TCM has a video of the film’s grim and graceful opening, which for some reason, refuses to embed here.

Literary Postscript

When Hargreaves and Hamp’s CO (Peter Copley) commiserate about the news from HQ (which, to be fair, wouldn’t have happened if the CO had just taken responsibility and not cabled them), they speak in poetry.
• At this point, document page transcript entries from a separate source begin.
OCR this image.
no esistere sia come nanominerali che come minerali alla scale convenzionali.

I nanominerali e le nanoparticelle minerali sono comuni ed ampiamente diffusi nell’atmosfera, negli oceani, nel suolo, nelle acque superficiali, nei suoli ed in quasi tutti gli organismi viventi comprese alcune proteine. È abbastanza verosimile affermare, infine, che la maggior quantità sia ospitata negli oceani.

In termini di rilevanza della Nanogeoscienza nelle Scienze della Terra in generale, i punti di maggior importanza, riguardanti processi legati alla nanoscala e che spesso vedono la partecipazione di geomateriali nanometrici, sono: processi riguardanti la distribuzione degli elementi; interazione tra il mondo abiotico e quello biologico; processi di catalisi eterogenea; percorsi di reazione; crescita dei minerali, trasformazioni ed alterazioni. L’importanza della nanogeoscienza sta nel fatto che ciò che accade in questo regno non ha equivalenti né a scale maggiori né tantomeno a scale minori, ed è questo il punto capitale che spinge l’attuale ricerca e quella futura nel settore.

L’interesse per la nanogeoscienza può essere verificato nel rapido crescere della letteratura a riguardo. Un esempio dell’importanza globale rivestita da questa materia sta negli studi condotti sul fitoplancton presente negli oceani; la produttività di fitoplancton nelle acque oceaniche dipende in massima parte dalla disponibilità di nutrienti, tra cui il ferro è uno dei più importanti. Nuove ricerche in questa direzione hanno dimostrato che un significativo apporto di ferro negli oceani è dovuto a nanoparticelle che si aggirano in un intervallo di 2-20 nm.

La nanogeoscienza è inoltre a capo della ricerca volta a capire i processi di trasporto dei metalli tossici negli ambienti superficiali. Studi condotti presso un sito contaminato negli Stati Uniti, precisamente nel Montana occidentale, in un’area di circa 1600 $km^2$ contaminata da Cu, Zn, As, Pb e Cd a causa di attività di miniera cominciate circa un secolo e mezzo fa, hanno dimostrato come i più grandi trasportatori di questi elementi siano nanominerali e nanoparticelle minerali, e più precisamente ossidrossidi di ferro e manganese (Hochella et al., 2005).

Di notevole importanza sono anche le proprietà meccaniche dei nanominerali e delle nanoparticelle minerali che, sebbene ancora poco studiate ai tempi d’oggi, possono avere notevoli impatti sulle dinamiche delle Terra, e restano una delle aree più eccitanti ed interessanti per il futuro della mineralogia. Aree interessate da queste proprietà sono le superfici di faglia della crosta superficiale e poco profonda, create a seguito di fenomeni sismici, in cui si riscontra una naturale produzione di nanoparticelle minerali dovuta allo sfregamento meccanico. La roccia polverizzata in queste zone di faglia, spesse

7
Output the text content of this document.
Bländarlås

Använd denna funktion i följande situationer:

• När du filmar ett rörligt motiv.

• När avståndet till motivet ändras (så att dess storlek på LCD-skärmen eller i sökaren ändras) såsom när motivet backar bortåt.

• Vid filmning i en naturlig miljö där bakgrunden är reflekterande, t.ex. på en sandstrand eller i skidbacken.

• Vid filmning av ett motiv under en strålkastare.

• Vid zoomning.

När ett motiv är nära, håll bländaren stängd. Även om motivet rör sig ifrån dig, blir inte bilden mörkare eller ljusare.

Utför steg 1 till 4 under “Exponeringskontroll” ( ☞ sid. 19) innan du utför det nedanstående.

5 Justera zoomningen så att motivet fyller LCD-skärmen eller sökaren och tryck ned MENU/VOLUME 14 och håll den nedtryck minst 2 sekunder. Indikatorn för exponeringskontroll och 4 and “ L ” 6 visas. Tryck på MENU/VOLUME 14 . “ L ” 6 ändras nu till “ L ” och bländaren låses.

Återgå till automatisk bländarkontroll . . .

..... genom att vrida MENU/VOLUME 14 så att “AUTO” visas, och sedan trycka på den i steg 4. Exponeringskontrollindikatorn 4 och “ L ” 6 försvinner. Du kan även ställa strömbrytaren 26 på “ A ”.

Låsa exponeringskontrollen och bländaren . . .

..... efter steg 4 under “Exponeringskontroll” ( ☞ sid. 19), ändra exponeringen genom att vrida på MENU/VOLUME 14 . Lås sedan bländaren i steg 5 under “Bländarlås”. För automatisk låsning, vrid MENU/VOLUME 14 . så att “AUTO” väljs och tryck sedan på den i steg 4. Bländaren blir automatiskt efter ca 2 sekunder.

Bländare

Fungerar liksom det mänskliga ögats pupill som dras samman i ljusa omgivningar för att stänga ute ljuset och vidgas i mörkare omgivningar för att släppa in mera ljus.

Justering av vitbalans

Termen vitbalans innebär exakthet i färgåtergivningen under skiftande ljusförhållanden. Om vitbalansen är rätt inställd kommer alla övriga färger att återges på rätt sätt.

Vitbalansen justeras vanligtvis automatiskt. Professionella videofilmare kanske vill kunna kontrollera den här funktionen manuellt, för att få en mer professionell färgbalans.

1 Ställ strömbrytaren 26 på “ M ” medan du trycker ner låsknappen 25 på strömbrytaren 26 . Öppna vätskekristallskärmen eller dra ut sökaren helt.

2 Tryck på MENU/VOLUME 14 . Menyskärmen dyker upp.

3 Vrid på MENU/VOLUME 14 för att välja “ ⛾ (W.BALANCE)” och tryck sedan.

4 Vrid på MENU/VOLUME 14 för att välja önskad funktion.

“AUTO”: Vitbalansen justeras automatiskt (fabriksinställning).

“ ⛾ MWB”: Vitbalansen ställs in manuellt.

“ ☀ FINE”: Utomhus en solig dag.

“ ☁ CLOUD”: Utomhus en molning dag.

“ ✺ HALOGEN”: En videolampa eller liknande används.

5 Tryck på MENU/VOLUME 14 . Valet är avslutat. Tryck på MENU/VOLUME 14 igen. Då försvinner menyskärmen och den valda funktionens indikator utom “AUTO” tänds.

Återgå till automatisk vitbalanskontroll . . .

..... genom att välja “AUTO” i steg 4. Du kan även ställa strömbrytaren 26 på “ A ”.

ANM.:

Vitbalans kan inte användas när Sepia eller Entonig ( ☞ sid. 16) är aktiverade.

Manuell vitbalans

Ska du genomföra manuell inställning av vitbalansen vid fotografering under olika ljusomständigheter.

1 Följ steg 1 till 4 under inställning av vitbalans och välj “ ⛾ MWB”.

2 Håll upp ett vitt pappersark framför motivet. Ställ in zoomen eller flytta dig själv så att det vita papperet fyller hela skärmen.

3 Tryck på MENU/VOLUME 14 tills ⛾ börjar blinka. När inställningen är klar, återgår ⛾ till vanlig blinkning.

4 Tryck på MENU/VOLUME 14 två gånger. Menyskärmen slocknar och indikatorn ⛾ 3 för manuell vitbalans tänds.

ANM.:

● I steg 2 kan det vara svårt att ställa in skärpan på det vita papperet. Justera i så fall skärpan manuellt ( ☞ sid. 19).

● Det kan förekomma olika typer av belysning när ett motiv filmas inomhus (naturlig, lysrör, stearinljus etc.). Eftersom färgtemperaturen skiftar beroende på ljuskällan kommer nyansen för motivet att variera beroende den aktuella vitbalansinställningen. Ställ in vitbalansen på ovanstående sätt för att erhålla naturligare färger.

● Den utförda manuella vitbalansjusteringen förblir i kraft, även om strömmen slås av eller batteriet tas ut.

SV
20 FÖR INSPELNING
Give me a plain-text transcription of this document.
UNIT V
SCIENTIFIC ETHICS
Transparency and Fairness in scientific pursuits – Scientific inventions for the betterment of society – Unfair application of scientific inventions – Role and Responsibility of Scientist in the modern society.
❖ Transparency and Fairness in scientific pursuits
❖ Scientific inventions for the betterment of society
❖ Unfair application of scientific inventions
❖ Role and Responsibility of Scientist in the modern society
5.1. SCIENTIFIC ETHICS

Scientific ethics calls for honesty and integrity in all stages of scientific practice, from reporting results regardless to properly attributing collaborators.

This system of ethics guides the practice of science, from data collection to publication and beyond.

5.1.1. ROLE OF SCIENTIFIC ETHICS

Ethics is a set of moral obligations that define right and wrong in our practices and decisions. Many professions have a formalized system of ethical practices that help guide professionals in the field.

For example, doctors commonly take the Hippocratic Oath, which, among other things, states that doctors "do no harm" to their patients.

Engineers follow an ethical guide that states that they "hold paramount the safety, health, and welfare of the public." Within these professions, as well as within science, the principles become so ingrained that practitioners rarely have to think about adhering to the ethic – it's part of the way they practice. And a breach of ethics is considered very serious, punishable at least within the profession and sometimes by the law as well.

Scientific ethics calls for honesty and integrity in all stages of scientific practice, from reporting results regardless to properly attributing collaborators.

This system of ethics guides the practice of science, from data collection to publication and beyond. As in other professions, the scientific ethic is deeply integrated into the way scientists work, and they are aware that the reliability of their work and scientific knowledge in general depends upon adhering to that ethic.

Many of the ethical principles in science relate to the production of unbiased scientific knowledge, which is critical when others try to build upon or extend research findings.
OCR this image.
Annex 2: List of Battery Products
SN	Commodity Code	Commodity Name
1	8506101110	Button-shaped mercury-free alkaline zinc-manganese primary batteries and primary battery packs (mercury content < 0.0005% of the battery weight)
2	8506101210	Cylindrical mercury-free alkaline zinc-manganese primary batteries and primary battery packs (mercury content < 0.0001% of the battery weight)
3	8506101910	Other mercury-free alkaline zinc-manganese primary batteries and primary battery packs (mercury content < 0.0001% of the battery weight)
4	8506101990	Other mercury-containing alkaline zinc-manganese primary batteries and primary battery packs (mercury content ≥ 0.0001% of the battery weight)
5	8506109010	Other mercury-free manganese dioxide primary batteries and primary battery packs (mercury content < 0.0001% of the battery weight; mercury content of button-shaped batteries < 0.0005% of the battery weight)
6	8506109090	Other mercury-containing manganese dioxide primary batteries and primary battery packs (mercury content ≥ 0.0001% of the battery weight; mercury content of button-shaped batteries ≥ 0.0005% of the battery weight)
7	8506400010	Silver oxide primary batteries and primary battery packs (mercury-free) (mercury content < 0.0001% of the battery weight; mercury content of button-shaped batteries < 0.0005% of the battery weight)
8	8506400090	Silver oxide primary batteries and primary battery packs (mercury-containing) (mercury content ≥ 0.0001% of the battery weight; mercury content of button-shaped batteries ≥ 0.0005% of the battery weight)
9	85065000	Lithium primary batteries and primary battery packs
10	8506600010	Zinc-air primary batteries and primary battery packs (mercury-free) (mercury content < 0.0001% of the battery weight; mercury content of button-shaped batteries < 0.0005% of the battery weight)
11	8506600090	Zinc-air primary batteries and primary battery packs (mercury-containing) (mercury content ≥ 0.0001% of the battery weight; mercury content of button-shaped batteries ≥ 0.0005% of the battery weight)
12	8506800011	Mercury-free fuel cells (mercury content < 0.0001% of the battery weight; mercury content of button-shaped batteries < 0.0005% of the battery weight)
In what is the more affecting quotation, to me, Hargreaves looks in the mirror and says, “There is a porpoise close behind me and it’s treading on my tail.” It’s from the Mock Turtle’s Song in Alice in Wonderland, with it’s refrain, “Will you, won’t you, will you, won’t you join the dance?” The fish in the song later insists, “You can really have no notion how delightful it will be/When they take us up and throw us, with the lobsters out to sea!”

Hargreaves finishes the thought with some lines from John Masefield’s poem “Biography,” to which Hamp’s CO responds with lines from the same poem:

When I am buried, all my thoughts and acts

will be reduced to lists of dates and facts

and long before this wandering flesh is rotten

the dates which made me will be all forgotten.